The occasion was a vacation to ride bikes with friends. Not hybrid cruiser bikes; these are carbon fibre multi-suspension machines meant to navigate rocks, dirt, sand, gravel and even mountain streams. Most are doctors, but this is no golf vacation.
At the trail head, the picture on the sign is of a muscular mountain lion and a rattlesnake. Words read, “If attacked, fight back.” Immediately, you know this is not the city park trails at home. While climbing alone for brief periods through the dense desert vegetation in which carnivores reside, the picture on that sign flickers in the mind. Ah, it is good to be in yelling distance to a friend.
The dirt roads and double track are steep —really steep. The speeds are hard to modulate and unlike home, ruts are ubiquitous, and a misplaced front wheel will result in sudden deceleration. All know the consequence of crashing in an unfamiliar remoteness, often out of cell phone range. Additionally, the temperatures at sea level do not reflect the harshness of the higher elevations in the mountain ranges. On the ridge line, the noise from the wind precludes conversation without yelling, the cold pierces the thermal layer and a simple cloud which only transiently blocks the sun, speaks to us in completely clear language —get moving now! A seriousness sets in. Three hours ago, there was the comfort of a resort —a stark contrast indeed.
Descending a rocky trail alongside a mountain is breathtaking. A mix of emotions swirls inside. Exhilaration, nerves, joy and gratitude all skirt the mind as I navigate the trail. The bike floats over the rocks, turns around the exposed corner —do not look down— and just as the legs and hands begin to cramp, the trail leaders and pals await at a corner.
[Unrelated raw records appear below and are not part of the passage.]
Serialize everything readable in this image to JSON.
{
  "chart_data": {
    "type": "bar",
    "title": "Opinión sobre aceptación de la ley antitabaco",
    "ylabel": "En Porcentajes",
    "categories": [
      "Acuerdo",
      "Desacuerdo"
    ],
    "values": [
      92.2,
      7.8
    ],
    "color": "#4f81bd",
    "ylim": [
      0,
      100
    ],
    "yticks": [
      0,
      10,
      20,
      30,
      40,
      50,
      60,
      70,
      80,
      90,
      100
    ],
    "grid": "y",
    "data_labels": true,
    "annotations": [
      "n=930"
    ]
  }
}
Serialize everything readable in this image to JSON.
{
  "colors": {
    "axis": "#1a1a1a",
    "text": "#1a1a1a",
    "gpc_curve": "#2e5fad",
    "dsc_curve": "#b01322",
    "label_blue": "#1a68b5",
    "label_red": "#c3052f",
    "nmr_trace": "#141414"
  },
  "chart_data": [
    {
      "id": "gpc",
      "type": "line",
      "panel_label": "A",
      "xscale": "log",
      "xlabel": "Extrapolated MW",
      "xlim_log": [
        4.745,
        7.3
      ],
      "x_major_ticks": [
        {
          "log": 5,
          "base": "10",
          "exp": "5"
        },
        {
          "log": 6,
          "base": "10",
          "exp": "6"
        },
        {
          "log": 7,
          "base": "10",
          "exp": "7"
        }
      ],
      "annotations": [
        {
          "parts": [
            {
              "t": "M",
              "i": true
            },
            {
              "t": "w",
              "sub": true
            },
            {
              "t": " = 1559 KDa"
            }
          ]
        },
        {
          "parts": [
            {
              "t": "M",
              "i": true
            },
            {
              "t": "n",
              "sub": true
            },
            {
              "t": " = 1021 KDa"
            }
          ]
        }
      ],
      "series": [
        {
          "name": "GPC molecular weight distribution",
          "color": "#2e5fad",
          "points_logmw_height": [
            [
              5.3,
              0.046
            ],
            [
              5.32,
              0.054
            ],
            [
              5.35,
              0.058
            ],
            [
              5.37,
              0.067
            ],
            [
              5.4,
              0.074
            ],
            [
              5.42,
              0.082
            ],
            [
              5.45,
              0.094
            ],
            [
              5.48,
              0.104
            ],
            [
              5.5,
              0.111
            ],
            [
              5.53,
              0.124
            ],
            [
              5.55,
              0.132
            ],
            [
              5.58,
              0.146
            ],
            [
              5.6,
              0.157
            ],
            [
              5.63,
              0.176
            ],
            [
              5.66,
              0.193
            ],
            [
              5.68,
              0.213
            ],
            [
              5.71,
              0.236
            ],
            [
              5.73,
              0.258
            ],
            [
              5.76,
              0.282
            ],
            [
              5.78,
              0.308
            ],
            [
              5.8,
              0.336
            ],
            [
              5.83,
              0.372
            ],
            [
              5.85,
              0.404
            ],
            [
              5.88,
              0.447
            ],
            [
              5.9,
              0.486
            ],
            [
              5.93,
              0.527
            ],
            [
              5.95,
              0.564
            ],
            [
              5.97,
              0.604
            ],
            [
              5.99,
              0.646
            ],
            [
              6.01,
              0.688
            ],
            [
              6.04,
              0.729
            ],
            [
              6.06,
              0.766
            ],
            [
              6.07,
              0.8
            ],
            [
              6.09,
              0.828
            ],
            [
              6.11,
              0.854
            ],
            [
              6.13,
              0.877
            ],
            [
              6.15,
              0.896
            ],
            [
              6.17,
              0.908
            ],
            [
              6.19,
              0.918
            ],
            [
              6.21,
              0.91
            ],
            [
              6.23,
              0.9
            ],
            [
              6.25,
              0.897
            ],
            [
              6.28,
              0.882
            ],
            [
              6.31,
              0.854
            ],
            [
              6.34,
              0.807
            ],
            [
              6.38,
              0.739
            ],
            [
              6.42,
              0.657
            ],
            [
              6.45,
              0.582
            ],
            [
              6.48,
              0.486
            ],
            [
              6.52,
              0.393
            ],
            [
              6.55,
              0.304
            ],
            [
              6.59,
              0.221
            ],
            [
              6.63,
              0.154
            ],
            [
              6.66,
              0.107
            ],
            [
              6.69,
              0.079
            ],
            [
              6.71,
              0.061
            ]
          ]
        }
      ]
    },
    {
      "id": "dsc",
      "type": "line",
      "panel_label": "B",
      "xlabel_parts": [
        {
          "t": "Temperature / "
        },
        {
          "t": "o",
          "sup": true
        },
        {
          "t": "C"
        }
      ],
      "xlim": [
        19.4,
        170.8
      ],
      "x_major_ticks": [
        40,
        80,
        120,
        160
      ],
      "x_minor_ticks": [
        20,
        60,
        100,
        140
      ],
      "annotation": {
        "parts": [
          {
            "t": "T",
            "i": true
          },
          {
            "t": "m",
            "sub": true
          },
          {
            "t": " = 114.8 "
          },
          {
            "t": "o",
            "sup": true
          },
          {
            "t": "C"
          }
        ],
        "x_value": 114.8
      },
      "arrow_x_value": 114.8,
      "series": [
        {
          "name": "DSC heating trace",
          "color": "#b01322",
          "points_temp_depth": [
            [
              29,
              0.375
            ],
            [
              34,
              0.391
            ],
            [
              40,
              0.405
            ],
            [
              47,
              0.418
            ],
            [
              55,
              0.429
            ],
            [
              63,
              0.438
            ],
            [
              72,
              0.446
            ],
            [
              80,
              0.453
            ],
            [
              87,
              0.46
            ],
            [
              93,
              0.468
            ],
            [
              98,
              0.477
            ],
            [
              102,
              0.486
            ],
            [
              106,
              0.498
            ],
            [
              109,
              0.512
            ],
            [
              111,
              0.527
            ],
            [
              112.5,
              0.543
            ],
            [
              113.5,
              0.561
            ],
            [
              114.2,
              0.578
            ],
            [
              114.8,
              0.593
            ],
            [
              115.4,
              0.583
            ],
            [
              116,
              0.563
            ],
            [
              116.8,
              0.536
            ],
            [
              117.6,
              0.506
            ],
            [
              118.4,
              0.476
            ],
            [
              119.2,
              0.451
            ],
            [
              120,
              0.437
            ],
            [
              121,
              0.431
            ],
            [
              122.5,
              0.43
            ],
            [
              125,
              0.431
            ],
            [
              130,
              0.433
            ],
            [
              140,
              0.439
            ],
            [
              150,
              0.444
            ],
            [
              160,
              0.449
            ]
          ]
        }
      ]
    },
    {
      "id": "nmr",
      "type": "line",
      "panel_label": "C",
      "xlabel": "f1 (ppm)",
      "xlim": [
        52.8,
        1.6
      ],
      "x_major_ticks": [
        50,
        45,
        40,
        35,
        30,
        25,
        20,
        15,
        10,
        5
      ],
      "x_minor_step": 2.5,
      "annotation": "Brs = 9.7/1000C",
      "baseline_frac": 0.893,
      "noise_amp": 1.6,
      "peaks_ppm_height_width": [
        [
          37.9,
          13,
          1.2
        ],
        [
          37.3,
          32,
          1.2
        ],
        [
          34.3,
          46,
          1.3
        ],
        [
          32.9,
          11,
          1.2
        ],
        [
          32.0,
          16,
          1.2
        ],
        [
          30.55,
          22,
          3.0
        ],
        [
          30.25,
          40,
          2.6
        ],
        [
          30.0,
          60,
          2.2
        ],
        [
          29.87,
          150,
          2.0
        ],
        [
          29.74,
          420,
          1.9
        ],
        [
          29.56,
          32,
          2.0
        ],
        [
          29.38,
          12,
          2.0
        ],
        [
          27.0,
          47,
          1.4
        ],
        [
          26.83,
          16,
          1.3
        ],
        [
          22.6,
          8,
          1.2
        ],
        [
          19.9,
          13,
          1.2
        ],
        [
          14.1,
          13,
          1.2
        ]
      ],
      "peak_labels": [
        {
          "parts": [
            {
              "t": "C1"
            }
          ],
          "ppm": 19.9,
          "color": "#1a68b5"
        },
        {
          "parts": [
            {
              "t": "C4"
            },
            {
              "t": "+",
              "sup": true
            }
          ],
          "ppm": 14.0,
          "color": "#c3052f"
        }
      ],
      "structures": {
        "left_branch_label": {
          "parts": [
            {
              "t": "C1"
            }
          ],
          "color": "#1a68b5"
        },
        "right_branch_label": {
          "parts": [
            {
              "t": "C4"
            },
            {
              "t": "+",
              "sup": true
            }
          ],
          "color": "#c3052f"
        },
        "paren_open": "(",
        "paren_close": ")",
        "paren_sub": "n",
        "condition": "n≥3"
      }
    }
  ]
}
Those who wait to regroup greet the slower descenders with the widest of grins and the fraternity is palpable. Yes, it now seems worth the plane ride, rent-a-car and time away.
Even amongst the joy, the exhilaration and companionship, there is still a longing for more. Staci could ride this, and when she did I would love to see her grin. Will could climb that mountain and when he did I would like to see his look of accomplishment. Catherine would love hanging in Laguna Beach, and I would like to have coffee with her at the Orange Inn. My best friend Bob is not here. As I climb side by side with my teammates, or descend over a rock ledge, I think of my gang, wishing they were here too.
In past trips, the riding was all encompassing. Now, older age has set in. Other interests creep into one’s life. Things change. Coming back into the hotel room after the morning ride, I look at the MacBook, and wish there was time to sit and write words. Preparations for the afternoon ride preclude other endeavors. A book sits on the table, the story is so good, but it will have to wait as well. To go to the pool and read and type seems so attractive, but the fraternity says we need to ride; in the mountains, through clouds and down the impossibly long rocky descents. Like the eighth grade boy, who repeatedly plans his approach to the girl, only to freeze when real time interaction ensues, it is difficult to tell your friends that other interests could supplant a ride.
Southern California provides a remarkable set, but “regular” life with the usual scenery has many great stories, if only the eyes and mind are open to see.
Back to the usual, and really happy for it.